America’s Post-Pandemic Geography

America’s Post-Pandemic Geography
AP Photo/Mark Humphrey, File
Even as vaccination increases across the United States and an end to the tragedy of the Covid-19 pandemic seems in sight, the economic, fiscal, political, and geographic fallout from the virus cannot be overstated: a massive public health crisis that left more than half a million Americans dead, an economic catastrophe that caused record unemployment and small-business closures, and a seismic political event that surely helped tip the presidential election. The pandemic will pass, and the economy will revive, as it is already doing. But in geographic terms, today’s Covid-precipitated crises may well prove to be the most transformative event that America has experienced since the great migration to the suburbs after World War II. After hitting record lows, mobility is up as a result of the pandemic. Between 14 million and 23 million Americans say that they are likely to move as a result of their ability to work remotely, according to research by economist Adam Ozimek. These geographic shifts are even more critical because they point in many directions and represent less a fundamental break with the past and more an acceleration of changes already under way in how we live and work.

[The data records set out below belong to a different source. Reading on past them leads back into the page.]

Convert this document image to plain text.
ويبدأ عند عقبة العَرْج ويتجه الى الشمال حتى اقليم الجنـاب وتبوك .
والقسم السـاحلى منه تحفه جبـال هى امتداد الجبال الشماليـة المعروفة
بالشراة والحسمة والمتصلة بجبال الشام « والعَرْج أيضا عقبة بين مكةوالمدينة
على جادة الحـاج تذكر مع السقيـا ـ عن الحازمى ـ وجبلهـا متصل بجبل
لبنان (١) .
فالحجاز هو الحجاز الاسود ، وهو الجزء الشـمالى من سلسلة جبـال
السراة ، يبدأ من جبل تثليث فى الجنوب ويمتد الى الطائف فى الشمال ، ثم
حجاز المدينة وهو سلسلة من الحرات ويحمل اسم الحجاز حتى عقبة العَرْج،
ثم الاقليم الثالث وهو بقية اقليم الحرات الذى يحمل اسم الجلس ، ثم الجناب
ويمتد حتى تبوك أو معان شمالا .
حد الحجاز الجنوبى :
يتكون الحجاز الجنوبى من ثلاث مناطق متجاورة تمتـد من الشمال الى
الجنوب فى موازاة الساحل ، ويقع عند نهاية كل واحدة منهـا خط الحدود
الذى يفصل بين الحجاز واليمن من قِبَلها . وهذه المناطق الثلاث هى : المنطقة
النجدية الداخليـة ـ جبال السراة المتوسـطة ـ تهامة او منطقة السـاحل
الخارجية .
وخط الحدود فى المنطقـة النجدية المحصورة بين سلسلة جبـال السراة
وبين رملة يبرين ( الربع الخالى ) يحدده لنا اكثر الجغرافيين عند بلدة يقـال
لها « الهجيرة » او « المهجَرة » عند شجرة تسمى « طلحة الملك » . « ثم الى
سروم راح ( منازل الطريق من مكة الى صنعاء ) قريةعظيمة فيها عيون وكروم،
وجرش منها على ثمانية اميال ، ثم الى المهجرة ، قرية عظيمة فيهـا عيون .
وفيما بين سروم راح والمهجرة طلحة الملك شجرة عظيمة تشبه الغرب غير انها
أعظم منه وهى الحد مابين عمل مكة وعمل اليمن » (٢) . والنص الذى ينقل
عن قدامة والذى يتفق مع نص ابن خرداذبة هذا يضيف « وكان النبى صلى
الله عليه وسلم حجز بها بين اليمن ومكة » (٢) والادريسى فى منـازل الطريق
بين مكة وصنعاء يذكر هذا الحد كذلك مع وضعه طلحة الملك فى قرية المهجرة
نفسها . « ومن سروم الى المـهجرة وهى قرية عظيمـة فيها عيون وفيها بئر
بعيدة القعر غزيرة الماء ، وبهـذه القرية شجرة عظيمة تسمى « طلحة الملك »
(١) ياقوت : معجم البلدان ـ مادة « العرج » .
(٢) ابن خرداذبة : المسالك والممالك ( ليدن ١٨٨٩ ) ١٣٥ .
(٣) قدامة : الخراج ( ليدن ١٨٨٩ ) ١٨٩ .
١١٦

America’s economic geography has long been shaped by the interplay of pull and push forces. On the one hand, centrifugal forces pull some people out of cities: families seek more affordable space, backyards, and access to better schools. With the wider scope of choice that remote work affords, some are casting their nets wider and moving farther afield, not just to suburbs but also to other cities, smaller metro areas, and even rural communities. On the other hand, centripetal forces remain that push other groups and activities toward urban centers. College-educated young people in their mid-twenties to mid-thirties have accounted for roughly half the revival of close-in urban neighborhoods (those located near a metro area’s central business district) over the past decade, according to research by Joe Cortright of City Observatory. They are likely to do so, perhaps even more profoundly, in the decade ahead, propelled in part by falling urban real-estate prices. Superstar cities may regain some of their former creativity as artists, musicians, writers, and the like, many uprooted by the pandemic, can once again afford to live in them.